Caitlin wollte einen Einwand erheben, doch Daniel hob die Hand und brachte sie so zum Schweigen.
»Nun gut. Dann werde ich mit meinen Ermittlungen fortfahren. Sollte sich noch etwas ergeben, werden Sie von mir hören.« Der Constable nahm seinen Hut auf. »Lady Taitend … Euer Gnaden.« Er verbeugte sich formell und verließ den Raum.
*
Caitlin blickte Daniel sorgenvoll an. »Er vermutet doch nicht, dass ich Brigham ermordet habe …«, kam ihr zögerlich über die Lippen.

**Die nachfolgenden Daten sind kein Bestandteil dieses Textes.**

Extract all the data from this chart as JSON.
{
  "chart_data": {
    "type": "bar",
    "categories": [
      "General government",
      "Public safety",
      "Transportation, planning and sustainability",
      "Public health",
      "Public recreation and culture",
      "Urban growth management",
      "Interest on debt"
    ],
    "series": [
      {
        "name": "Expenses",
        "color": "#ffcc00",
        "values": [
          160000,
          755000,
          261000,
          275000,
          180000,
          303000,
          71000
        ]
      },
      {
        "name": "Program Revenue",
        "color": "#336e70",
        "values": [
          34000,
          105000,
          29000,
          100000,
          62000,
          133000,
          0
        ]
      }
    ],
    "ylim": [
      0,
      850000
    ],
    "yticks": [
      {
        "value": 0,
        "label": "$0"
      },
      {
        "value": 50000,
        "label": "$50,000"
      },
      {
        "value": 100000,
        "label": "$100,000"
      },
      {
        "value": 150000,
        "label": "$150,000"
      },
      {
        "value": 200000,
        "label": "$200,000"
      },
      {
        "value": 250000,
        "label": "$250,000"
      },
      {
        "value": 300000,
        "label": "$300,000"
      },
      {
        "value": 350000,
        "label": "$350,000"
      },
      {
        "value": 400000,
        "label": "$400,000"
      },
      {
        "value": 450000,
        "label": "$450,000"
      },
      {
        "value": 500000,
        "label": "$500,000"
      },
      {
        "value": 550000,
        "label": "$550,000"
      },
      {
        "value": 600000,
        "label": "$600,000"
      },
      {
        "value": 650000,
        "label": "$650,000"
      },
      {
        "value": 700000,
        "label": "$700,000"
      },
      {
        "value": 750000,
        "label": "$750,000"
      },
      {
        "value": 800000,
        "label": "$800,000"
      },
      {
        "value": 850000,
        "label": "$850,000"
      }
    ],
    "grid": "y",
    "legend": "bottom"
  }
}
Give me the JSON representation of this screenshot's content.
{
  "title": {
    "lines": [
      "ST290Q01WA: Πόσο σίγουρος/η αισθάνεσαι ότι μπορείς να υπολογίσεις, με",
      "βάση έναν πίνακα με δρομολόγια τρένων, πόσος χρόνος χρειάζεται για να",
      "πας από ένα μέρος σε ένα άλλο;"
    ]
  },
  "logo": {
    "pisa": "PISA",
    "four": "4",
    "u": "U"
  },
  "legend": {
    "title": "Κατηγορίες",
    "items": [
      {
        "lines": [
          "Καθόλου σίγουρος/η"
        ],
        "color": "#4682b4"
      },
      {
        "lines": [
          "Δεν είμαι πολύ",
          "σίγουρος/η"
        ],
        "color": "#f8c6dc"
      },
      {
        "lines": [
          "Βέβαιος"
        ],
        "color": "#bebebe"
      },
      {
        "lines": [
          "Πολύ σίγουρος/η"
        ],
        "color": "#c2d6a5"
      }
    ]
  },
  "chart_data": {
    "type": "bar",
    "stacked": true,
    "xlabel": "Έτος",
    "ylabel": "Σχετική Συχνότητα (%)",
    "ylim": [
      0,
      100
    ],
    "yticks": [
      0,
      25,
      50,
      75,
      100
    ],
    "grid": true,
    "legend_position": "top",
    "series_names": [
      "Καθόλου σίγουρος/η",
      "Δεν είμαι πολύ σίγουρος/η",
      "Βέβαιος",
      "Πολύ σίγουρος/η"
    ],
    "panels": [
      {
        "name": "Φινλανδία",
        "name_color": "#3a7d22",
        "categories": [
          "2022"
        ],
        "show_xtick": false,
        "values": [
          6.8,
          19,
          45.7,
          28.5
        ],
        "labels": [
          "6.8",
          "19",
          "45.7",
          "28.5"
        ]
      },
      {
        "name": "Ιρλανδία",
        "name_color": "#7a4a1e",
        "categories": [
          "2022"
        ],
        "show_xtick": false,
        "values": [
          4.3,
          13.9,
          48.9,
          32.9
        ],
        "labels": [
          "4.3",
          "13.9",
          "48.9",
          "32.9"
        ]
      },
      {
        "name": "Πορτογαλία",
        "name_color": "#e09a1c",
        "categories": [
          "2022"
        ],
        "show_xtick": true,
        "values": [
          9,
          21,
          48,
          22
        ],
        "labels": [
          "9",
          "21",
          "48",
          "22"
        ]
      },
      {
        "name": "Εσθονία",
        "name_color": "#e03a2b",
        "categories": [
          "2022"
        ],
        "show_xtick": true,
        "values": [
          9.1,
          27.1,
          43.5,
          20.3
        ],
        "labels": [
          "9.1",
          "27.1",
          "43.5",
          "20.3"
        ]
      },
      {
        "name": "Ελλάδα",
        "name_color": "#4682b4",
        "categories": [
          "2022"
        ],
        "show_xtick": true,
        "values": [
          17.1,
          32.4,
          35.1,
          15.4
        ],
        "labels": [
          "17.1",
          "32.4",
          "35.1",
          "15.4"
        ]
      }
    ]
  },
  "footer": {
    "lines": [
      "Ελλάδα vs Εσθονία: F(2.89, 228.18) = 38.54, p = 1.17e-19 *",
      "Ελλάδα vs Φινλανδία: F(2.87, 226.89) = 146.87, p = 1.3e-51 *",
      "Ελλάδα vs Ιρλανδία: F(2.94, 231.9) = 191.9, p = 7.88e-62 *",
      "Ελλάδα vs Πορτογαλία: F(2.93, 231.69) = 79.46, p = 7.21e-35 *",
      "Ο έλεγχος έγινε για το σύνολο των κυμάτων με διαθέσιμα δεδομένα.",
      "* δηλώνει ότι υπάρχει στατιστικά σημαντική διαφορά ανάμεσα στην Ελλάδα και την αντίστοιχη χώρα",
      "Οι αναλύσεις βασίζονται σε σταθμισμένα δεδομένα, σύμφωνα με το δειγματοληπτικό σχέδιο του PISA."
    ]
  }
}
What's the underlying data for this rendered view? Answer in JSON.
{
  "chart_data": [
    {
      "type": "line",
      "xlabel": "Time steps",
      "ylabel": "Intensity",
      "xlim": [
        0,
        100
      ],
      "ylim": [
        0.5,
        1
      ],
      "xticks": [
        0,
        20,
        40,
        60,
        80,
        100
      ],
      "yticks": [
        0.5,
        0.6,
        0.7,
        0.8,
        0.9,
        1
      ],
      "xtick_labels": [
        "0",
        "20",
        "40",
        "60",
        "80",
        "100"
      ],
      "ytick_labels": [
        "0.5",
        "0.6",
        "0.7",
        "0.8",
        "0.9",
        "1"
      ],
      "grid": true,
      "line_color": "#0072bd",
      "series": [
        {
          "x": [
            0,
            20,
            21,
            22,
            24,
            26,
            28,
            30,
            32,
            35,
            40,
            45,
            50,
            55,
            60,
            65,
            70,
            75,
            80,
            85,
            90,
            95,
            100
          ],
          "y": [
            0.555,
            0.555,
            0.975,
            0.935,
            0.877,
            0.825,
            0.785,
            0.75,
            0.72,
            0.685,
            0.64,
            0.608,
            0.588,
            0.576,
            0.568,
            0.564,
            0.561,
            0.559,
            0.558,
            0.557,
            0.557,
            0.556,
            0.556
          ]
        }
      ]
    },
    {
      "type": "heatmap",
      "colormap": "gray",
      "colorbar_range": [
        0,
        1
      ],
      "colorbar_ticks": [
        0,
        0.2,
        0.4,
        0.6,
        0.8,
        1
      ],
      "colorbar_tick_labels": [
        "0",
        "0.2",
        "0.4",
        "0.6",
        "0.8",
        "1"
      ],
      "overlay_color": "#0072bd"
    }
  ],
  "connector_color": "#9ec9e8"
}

»Ich befürchte, ja.« So leise er auch sprach, hörte man doch die Wut, die hinter diesen Worten steckte. »Wir sollten einen Anwalt zu Rate ziehen. Ich habe bei dieser Sache kein gutes Gefühl.«
Sorgenvoll seufzte Caitlin. »Ich kann mir keinen rechtlichen Beistand leisten. Wozu auch? Ich bin unschuldig und habe nichts getan.«
Die Tür zum Arbeitszimmer wurde aufgerissen, und ein Kopf mit schwarzen Locken kam zum Vorschein. »Ich habe gehört, dass es dir wieder besser geht.«
»Dawn! Wie schön, dich zu sehen.« Daniels Schwester, Lady Dawn Greatstoke, kam in den Raum und begrüßte Caitlin herzlich. Sie hatten sich seit dem Ball nicht mehr zu Gesicht bekommen. »Es ist nicht zu glauben, dass man auf dich geschossen hat.« Sie schüttelte den Kopf, dass ihre Locken nur so flogen.
»Viel schlimmer ist, dass der Constable anscheinend der Meinung ist, ich hätte etwas mit dem Tod meines Mannes zu tun.«
»Was?« Dawn schlug die Hand vor den Mund. »Das ist doch purer Irrsinn! Warum solltest du so etwas Törichtes anstellen? Daniel, du musst die Polizei davon überzeugen, dass Caitlin nichts damit zu tun hat.«
»Ich werde unseren Anwalt rufen lassen. Hier werden wir Hilfe benötigen.« Der besorgte Blick, den Daniel seiner Schwester zuwarf, gefiel Caitlin gar nicht.
»Mutter will morgen früh nach Hause reisen. Eigentlich wollte ich sie begleiten, doch ich halte es für besser, wenn ich noch ein wenig hierbleibe.« Dawn blickte Caitlin fragend an.
»Es wäre sehr schön, wenn du bleiben kannst«, erklärte Caitlin und strich über Dawns Arm.